Umwelt

Bezirksregierung kennt die Pläne zur Deponie-Erweiterung

Mehr Müll als bisher geplant soll im Emscherbruch landen.

Foto: André Elschenbroich

Mehr Müll als bisher geplant soll im Emscherbruch landen.

Gelsenkirchen Resser-Mark.   Die Genehmigungsbehörde in Münster rechnet mit bis zu drei Jahren, bis alle Prüfungen abgeschlossen sind. Viele Fragen sind noch offen.

Die Zentraldeponie im Emscherbruch soll wachsen. Wie die Bezirksregierung erklärte, habe am Mittwoch ein erster Scoping-Termin für die aktuelle Planungen der AGR (Abfallentsorgungs-Gesellschaft Ruhrgebiet) stattgefunden.

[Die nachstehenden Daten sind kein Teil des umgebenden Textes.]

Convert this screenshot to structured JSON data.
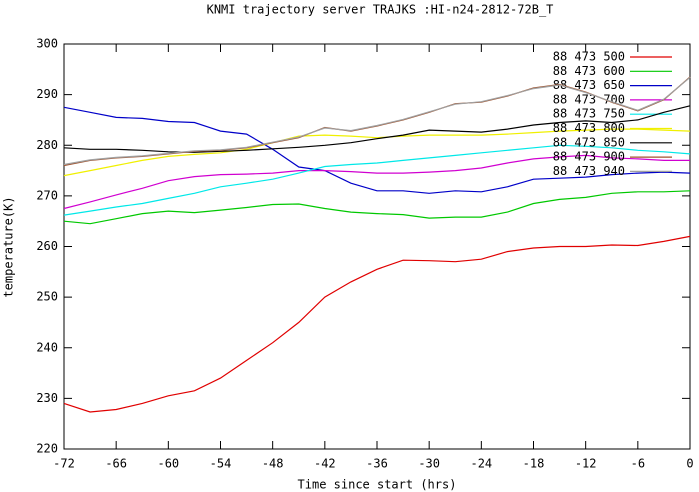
{
  "chart_data": {
    "type": "line",
    "title": "KNMI trajectory server TRAJKS :HI-n24-2812-72B_T",
    "x_label": "Time since start (hrs)",
    "y_label": "temperature(K)",
    "x": [
      -72,
      -69,
      -66,
      -63,
      -60,
      -57,
      -54,
      -51,
      -48,
      -45,
      -42,
      -39,
      -36,
      -33,
      -30,
      -27,
      -24,
      -21,
      -18,
      -15,
      -12,
      -9,
      -6,
      -3,
      0
    ],
    "xlim": [
      -72,
      0
    ],
    "xticks": [
      -72,
      -66,
      -60,
      -54,
      -48,
      -42,
      -36,
      -30,
      -24,
      -18,
      -12,
      -6,
      0
    ],
    "ylim": [
      220,
      300
    ],
    "yticks": [
      220,
      230,
      240,
      250,
      260,
      270,
      280,
      290,
      300
    ],
    "series": [
      {
        "name": "88 473 500",
        "color": "#e00000",
        "values": [
          229,
          227.3,
          227.8,
          229,
          230.5,
          231.5,
          234,
          237.5,
          241,
          245,
          250,
          253,
          255.5,
          257.3,
          257.2,
          257,
          257.5,
          259,
          259.7,
          260,
          260,
          260.3,
          260.2,
          261,
          262
        ]
      },
      {
        "name": "88 473 600",
        "color": "#00c800",
        "values": [
          265,
          264.5,
          265.5,
          266.5,
          267,
          266.7,
          267.2,
          267.7,
          268.3,
          268.4,
          267.5,
          266.8,
          266.5,
          266.3,
          265.6,
          265.8,
          265.8,
          266.8,
          268.5,
          269.3,
          269.7,
          270.5,
          270.8,
          270.8,
          271
        ]
      },
      {
        "name": "88 473 650",
        "color": "#0000c8",
        "values": [
          287.5,
          286.5,
          285.5,
          285.3,
          284.7,
          284.5,
          282.8,
          282.2,
          279.2,
          275.7,
          275,
          272.5,
          271,
          271,
          270.5,
          271,
          270.8,
          271.8,
          273.3,
          273.5,
          273.7,
          274.2,
          274.5,
          274.7,
          274.5
        ]
      },
      {
        "name": "88 473 700",
        "color": "#d000d0",
        "values": [
          267.5,
          268.8,
          270.2,
          271.5,
          273,
          273.8,
          274.2,
          274.3,
          274.5,
          275,
          275,
          274.8,
          274.5,
          274.5,
          274.7,
          275,
          275.5,
          276.5,
          277.3,
          277.7,
          278,
          277.5,
          277.3,
          277,
          277
        ]
      },
      {
        "name": "88 473 750",
        "color": "#00e8e8",
        "values": [
          266.2,
          267,
          267.8,
          268.5,
          269.5,
          270.5,
          271.8,
          272.5,
          273.3,
          274.5,
          275.8,
          276.2,
          276.5,
          277,
          277.5,
          278,
          278.5,
          279,
          279.5,
          280,
          279.8,
          279.5,
          279,
          278.7,
          278.3
        ]
      },
      {
        "name": "88 473 800",
        "color": "#f0f000",
        "values": [
          274,
          275,
          276,
          277,
          277.8,
          278.2,
          278.5,
          279.2,
          280.5,
          281.8,
          282,
          281.8,
          281.5,
          281.8,
          282,
          282,
          282,
          282.2,
          282.5,
          282.8,
          283,
          283.2,
          283.2,
          283,
          282.8
        ]
      },
      {
        "name": "88 473 850",
        "color": "#000000",
        "values": [
          279.5,
          279.2,
          279.2,
          279,
          278.7,
          278.6,
          278.8,
          279,
          279.3,
          279.6,
          280,
          280.5,
          281.3,
          282,
          283,
          282.8,
          282.6,
          283.2,
          284,
          284.5,
          284.8,
          284.5,
          285,
          286.5,
          287.8
        ]
      },
      {
        "name": "88 473 900",
        "color": "#a0522d",
        "values": [
          276,
          277,
          277.5,
          277.8,
          278.3,
          278.8,
          279,
          279.5,
          280.5,
          281.5,
          283.5,
          282.8,
          283.8,
          285,
          286.5,
          288.2,
          288.5,
          289.7,
          291.3,
          292,
          290.5,
          288.5,
          286.8,
          289,
          293.5
        ]
      },
      {
        "name": "88 473 940",
        "color": "#a0a0a0",
        "values": [
          276.2,
          277.1,
          277.6,
          277.9,
          278.4,
          278.9,
          279.1,
          279.6,
          280.6,
          281.6,
          283.4,
          282.9,
          283.9,
          285.1,
          286.6,
          288.1,
          288.6,
          289.8,
          291.2,
          291.9,
          290.4,
          288.6,
          286.9,
          289.1,
          293.4
        ]
      }
    ]
  }
}
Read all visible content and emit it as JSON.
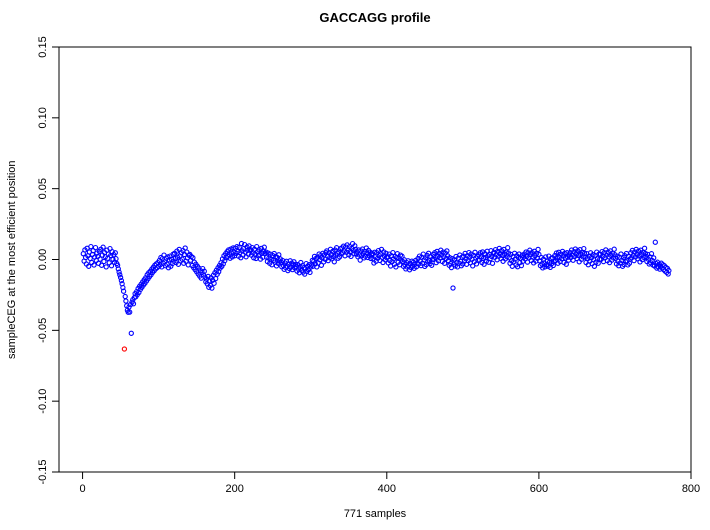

„Vor dem Hintergrund der in den letzten Jahren ansteigenden Ablagerungsmenge hat die AGR die Planungen aus dem Jahr 2015 überarbeitet“, sagt Andreas Winnemöller, Sprecher der Bezirksregierung in Münster. Neben nicht gefährlichen Abfällen wie Haus-, Gewerbe- und Industrieabfälle (insgesamt 3,1 Millionen Kubikmeter), sollen demnach auch die Volumina für gefährliche Abfälle um insgesamt 1,5 Millionen Kubikmeter erhöht werden.

Einzige Deponie für Sondermüll

Die 1968 in Betrieb genommene Deponie im Emscherbruch ist die einzige im gesamten Regierungsbezirk Münster, auf der diese gefährlichen Stoffe gelagert werden dürfen. Ob ein Bedarf besteht, weitere 1,5 Millionen Kubikmeter gefährliche Stoffe im Emscherbruch zu lagern, mag Winnemöller nicht beurteilen. Die AGR beruft sich auf ein Gutachten, das sie selbst in Auftrag gegeben hat.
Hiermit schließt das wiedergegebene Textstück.